「生きてるものはいないのか」 映画 

teru10162012-02-29

1000円  
自分のまわりで評判が高かったので、「おもしろい」というのを「笑える」と勘違いして観にいった。 笑えない、笑えない。 若い役者さんが多かったので、ジェネレーションギャップのような部分にくすっと笑ったことは数回。 しかし、全体的には何かわからない恐ろしいものが存在していて、それはあたかも放射能のような目に見えないものであることから余計に不安をかきたてる材料となる。 何これ?何?という理由のわからない、漠然とした不快感に終始包まれていた。

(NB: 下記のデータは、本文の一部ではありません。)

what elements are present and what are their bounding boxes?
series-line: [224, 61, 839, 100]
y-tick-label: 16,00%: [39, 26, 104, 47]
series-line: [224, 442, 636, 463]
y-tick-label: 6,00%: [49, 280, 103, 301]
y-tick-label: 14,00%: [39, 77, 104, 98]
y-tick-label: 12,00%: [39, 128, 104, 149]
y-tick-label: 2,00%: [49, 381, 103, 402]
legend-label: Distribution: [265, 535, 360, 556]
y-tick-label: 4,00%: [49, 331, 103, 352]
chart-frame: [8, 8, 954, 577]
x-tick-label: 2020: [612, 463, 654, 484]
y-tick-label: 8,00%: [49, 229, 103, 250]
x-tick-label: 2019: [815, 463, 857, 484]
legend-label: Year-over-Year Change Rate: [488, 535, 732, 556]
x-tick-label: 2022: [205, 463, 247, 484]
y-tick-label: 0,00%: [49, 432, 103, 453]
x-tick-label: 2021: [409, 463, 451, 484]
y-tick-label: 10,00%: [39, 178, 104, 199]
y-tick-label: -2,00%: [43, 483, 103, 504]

ある大学(病院を併設しているから医学部があるのだろう)のキャンパスを舞台に全く関係のない者たちがごく普通の日常を送っていたのに突然苦しみだして死んでいく。 都市伝説研究会なる者のメンバーによると、大学病院の地下3階で極秘の化学実験が行われているとか。 漏れると人類破滅の細菌だとか?  それを調べようとしている矢先にぽんぽんっと死んでいく。 この死が実に軽くてすごく意外。 女子の死に面して、最初に逃げ出した男の子たちの反応が自然な気がする。 あとはもうみんな死ぬのが当然な感じで、そうなんだろうか?  最後に誰かに会いたいとか食べたいとか思わないんだろうか?  あきらめのほうが先にたつのだろうか。 そんなことをいろいろ考えながら、「あ、また死んだ、また死んだ」と経過を追っていった。 どの人の死が特別なのかとは思わなかったけど、死期が迫っている子の死もそれ以外の死も変わらないのがぞっとした。 最後に何を言うかなど、なんだかどうでもいいようなことにこだわりだしてきて、結局言いたいことを言えなかっただのわからなかっただの。 映画上では最後に残ったウェイターも結局は死ぬのだろうけど、誰にもみとられないということでみんなとは違う。 ってことがどれだけ大きな違いなのか。 それすらわからないままに自分が死ぬときは「あんなに痛がったり、苦しがったりしたくない」ということだけだ。 すーっと死ぬ人がいなかっただけにできるだけ楽に死にたいと思うのは世の中全ての人が思っていることではないんだろうか。 だからこそ、目に見えない脅威で何十年も理由のわからない原因で苦しんで死んでいかなければならない人が増えた今、一番思うのはもっと心安らかに死ねるようにできることはやっていきたいということ。 漠然としてるけど、他に私にできることがない。 それも私が死ぬまでのことだけどね。